Fredle stayed exactly where they’d left him, for a long time, a solitary small gray mouse hunched on a patch of dirt with big trees all around him and a low stone wall nearby. After a while, the air grew lighter. Eventually, all he heard from the burrow was the snoring of sleeping raccoons, which mingled with the sound of the morning breeze rustling branches and leaves. He waited.
Daylight came gently, out in the wild, came slowly. With daylight, Fredle could see what was around him. Trees rose tall, some leafy, others spreading out low branches covered with short, dark green needles. There were clumps of old brown grass, bent flat, and bright green blades of new grass growing among them. The air filled with the voices of birds.

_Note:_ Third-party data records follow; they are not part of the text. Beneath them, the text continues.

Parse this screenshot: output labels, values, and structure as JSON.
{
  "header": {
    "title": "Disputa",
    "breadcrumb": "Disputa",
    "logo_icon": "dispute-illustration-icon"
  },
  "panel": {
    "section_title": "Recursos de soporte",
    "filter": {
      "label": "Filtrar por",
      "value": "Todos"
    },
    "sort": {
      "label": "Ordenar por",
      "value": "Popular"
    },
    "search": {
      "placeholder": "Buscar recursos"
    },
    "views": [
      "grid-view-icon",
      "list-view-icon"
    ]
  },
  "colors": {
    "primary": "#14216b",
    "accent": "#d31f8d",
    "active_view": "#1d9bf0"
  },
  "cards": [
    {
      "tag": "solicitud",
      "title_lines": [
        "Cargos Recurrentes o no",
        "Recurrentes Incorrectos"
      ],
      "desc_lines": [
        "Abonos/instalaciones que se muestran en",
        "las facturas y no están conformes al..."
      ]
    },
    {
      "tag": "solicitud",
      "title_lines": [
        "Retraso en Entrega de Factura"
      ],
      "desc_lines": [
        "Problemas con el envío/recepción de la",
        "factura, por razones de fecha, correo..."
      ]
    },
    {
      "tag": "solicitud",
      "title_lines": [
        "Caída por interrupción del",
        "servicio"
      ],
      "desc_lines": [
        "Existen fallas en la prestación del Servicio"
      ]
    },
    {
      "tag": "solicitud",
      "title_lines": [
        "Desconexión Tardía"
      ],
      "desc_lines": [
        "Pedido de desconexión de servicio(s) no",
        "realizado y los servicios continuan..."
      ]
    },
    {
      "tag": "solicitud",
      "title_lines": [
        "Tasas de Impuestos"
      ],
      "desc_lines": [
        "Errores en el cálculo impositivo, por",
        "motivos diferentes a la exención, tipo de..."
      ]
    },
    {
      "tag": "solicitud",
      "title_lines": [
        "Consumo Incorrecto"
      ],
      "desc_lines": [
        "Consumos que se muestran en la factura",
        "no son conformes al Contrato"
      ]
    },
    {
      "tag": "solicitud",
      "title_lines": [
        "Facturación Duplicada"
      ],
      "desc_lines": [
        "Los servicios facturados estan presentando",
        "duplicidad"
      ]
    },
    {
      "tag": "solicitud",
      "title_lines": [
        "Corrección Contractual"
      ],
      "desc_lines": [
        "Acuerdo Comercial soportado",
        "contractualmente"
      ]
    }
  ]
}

The sounds of birds were very different from the sounds of chickens. Chickens seemed to be chattering away to themselves, but birds conversed. Conversed about
what
Fredle had
no idea, but he thought, listening, that one bird would make a noise and another would respond. Their voices were much more pleasant to hear than the cawing of crows.
Fredle could no more have gone to sleep than fly up into the air and talk to birds. His brain was too busy. He thought he must be out in the wild, and he could conclude that the raccoons, like house mice, were nocturnal animals. So his escape—and he certainly did plan to escape before they woke up hungry and caught sight of him—would be best carried out in daylight.
Fredle had no idea where the wild was, how distant from the house, the compost and the garden. He had no idea which direction he should escape into. He wasn’t lost, but he very easily might be, and soon, so he wanted to notice everything he could about this particular place. He looked all around.
The low stone wall ran in a straight line through the trees, as far as Fredle could see in both directions. Some of its stones had fallen into the grass that grew beside it. High-limbed, leafy trees and some of the thick, bushy, low-branched trees encircled the small clearing where he stood. He locked the position of everything and of the place itself into his memory, and then he turned to leave it.
“Woo-Hah.”
Fredle froze. After a long minute he turned his head to peer at the pile of sleeping raccoons.
Not a one of them stirred. Even Captain Rilf, who slept with his nose pointed toward Fredle, had his eyes tightly closed.